Doc. N° 2124
Prof. Dr. A. A. Bispo, Dr. H. Hülskath (editores) e curadoria científica © 1989 by ISMPS e.V. © Internet-edição 1999 by ISMPS e.V. © 2006 nova série by ISMPS e.V. Todos os direitos reservados - ISSN 1866-203X - urn:nbn:de:0161-2008020501
103 - 2006/5
Polifonia e sociedade. Questões de sentido e problemas religiosos atuais Depoimento do Dr. Armindo Borges Capella Olisiponensis Basilicae Martirum, Lisboa
O musicólogo e teólogo português Dr. Armindo Borges, vice-presidente do Instituto de Estudos da Cultura Musical do Mundo de Língua Portuguêsa, na sua primeira visita às novas instalações européias da Academia Brasil-Europa, em setembro de 2006, manifestou-se a respeito de alguns problemas atuais da vida musical e da pesquisa musicológica em Portugal.
O seu principal interesse tem sido sempre a polifonia clássica. Nos estudos que desenvolveu nas mais prestigiadas instituições de Portugal, do Vaticano e da Alemanha, teve a oportunidade de estudar e conviver profissionalmente com grandes especialistas do gênero, acompanhando o desenvolvimento de décadas dos estudos específicos e das iniciativas práticas de cultivo do repertório polifônico. Motivo condutor de seus estudos e trabalhos tem sido sempre a sua convicção de que as obras da polifonia sacra do passado não podem ser analisadas e executadas sem a adequada consideração do conteúdo espiritual que lhes é próprio, e os caminhos para isso ofereciam primordialmente os textos. As análises não podem se restringir a aspectos exteriores, estético-musicais no sentido superficial do termo, exigindo, ao contrário, não apenas contextualizações apropriadas, mas sim análises de significados. Essa hermenêutica, porém, não pode ser jamais arbitrária; ela é, em si, um campo de investigações necessariamente baseadas em estudos de concepções expressas em obras teóricas e teológicas do passado. Um complexo de questões muito mais amplo diz respeito aos vínculos do próprio princípio polifônico ao desenvolvimento do próprio pensamento teológico e filosófico da Europa na Idade Média.

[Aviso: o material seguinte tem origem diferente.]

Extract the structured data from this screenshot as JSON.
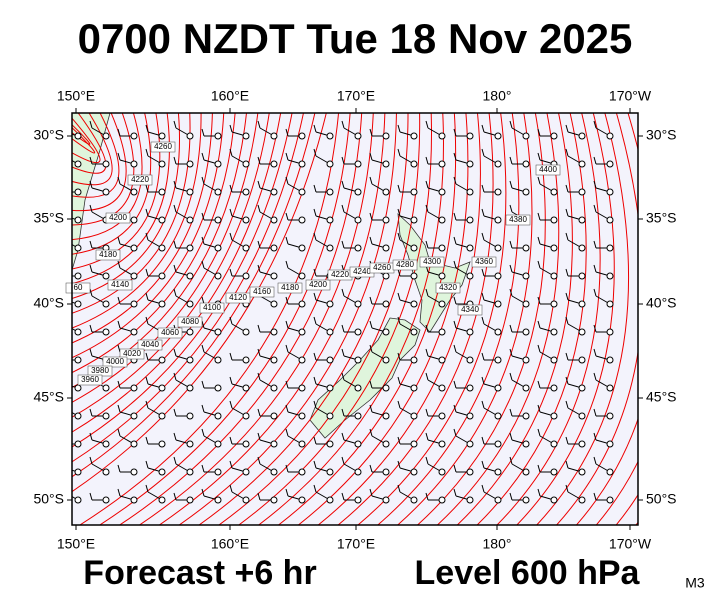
{
  "header": {
    "title": "0700 NZDT Tue 18 Nov 2025"
  },
  "map": {
    "lon_labels": [
      "150°E",
      "160°E",
      "170°E",
      "180°",
      "170°W"
    ],
    "lat_labels": [
      "30°S",
      "35°S",
      "40°S",
      "45°S",
      "50°S"
    ],
    "contour_labels": [
      "4260",
      "4220",
      "4200",
      "4180",
      "60",
      "4140",
      "4100",
      "4080",
      "4060",
      "4040",
      "4020",
      "4000",
      "3980",
      "3960",
      "4120",
      "4160",
      "4180",
      "4200",
      "4220",
      "4240",
      "4260",
      "4280",
      "4300",
      "4320",
      "4340",
      "4360",
      "4380",
      "4400"
    ]
  },
  "footer": {
    "forecast": "Forecast +6 hr",
    "level": "Level 600 hPa",
    "code": "M3"
  }
}
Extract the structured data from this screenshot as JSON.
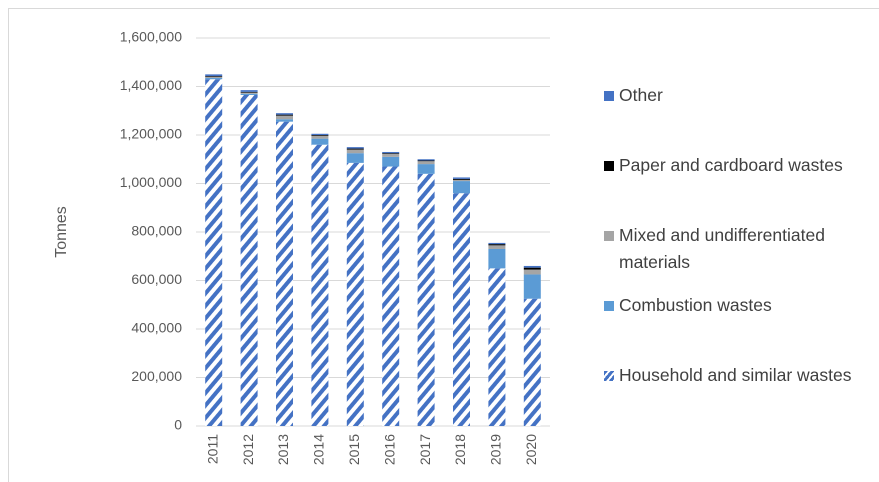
{
  "chart_data": {
    "type": "stacked_bar",
    "y_label": "Tonnes",
    "categories": [
      "2011",
      "2012",
      "2013",
      "2014",
      "2015",
      "2016",
      "2017",
      "2018",
      "2019",
      "2020"
    ],
    "series": [
      {
        "name": "Household and similar wastes",
        "color": "#4472c4",
        "hatch": true,
        "values": [
          1430000,
          1365000,
          1255000,
          1160000,
          1085000,
          1070000,
          1040000,
          960000,
          650000,
          525000
        ]
      },
      {
        "name": "Combustion wastes",
        "color": "#5b9bd5",
        "values": [
          5000,
          5000,
          10000,
          25000,
          40000,
          40000,
          40000,
          50000,
          80000,
          100000
        ]
      },
      {
        "name": "Mixed and undifferentiated materials",
        "color": "#a5a5a5",
        "values": [
          5000,
          5000,
          15000,
          12000,
          15000,
          12000,
          12000,
          5000,
          15000,
          20000
        ]
      },
      {
        "name": "Paper and cardboard wastes",
        "color": "#000000",
        "values": [
          3000,
          3000,
          4000,
          3000,
          4000,
          3000,
          3000,
          4000,
          5000,
          8000
        ]
      },
      {
        "name": "Other",
        "color": "#4472c4",
        "values": [
          7000,
          7000,
          6000,
          5000,
          6000,
          5000,
          5000,
          6000,
          5000,
          7000
        ]
      }
    ],
    "ylim": [
      0,
      1600000
    ],
    "yticks": [
      0,
      {
        "value": 200000,
        "label": "200,000"
      },
      {
        "value": 400000,
        "label": "400,000"
      },
      {
        "value": 600000,
        "label": "600,000"
      },
      {
        "value": 800000,
        "label": "800,000"
      },
      {
        "value": 1000000,
        "label": "1,000,000"
      },
      {
        "value": 1200000,
        "label": "1,200,000"
      },
      {
        "value": 1400000,
        "label": "1,400,000"
      },
      {
        "value": 1600000,
        "label": "1,600,000"
      }
    ],
    "grid": true
  }
}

A polifonia surgiria, assim, como resultado de toda uma constelação de fatores profundamente relacionados com a própria história da formação de identidade cristã da Europa.
No sentido de aplicar os seus conhecimentos e os seus pontos de vista na prática, criando ao mesmo tempo uma rêde de estudiosos interessados no debate das múltiplas questões relativas à Polifonia, o Dr. Armindo Borges constituiu um coro especializado na tradicional Basílica dos Mártires de Lisboa. Na sua exposição, descreveu o trabalho intenso que está sendo realizado, as obras já estudadas, as execuções e o entusiasmo despertado em vários de seus membros. Ao mesmo tempo, porém, mencionou as dificuldades encontradas, não apenas aquelas derivadas da procura de idealistas com conhecimentos e aptidões à altura das exigências.
A prática polifônica devidamente contextualizada realizar-se-ia sobretudo na sua íntima relação com o culto. Determinadas concepções de liturgia teriam prejudicado a prática de obras polifônicas no passado recente. Perceber-se-ia, porém, uma mudança gradativa de atitudes, uma revisão de posições que prometeria abrir novos caminhos para o futuro.
No encontro, salientou-se porém um outro conjunto de problemas a ser necessariamente considerado nas reflexões. Portugal e as comunidades portuguesas da imigração - similarmente ao que acontece no Brasil - constata, na atualidade, um extraordinário crescimento dos grupos evangelicais. A extensão desse fenômeno, visível na quantidade de templos e casas de culto nas cidades e bairros de periferia, não pode deixar de trazer conseqüências culturais amplas. Os estudos culturais, por mais especializados que sejam, não podem deixar de considerar esse desenvolvimento. A musicologia histórica, sobretudo nos países de língua portuguesa, tem sido até hoje marcada por estudos dedicados a obras, compositores e gêneros de séculos de predominância católica. Se a polifonia representa uma das mais exponenciais expressões culturais da Europa, se o seu entendimento profundo pressupõe a consideração de sua contextualização adequada no culto, se o repertório polifônico marcou o desenvolvimento histórico-musical dos países ibéricos e de suas antigas colonias, então a nova situação causada por mudanças confissionais exigem uma ampliação do leque de questões a serem consideradas pelos musicólogos.
Nesse sentido, no encontro realizado, foram delineados alguns projetos para o tratamento interdisciplinar da questão.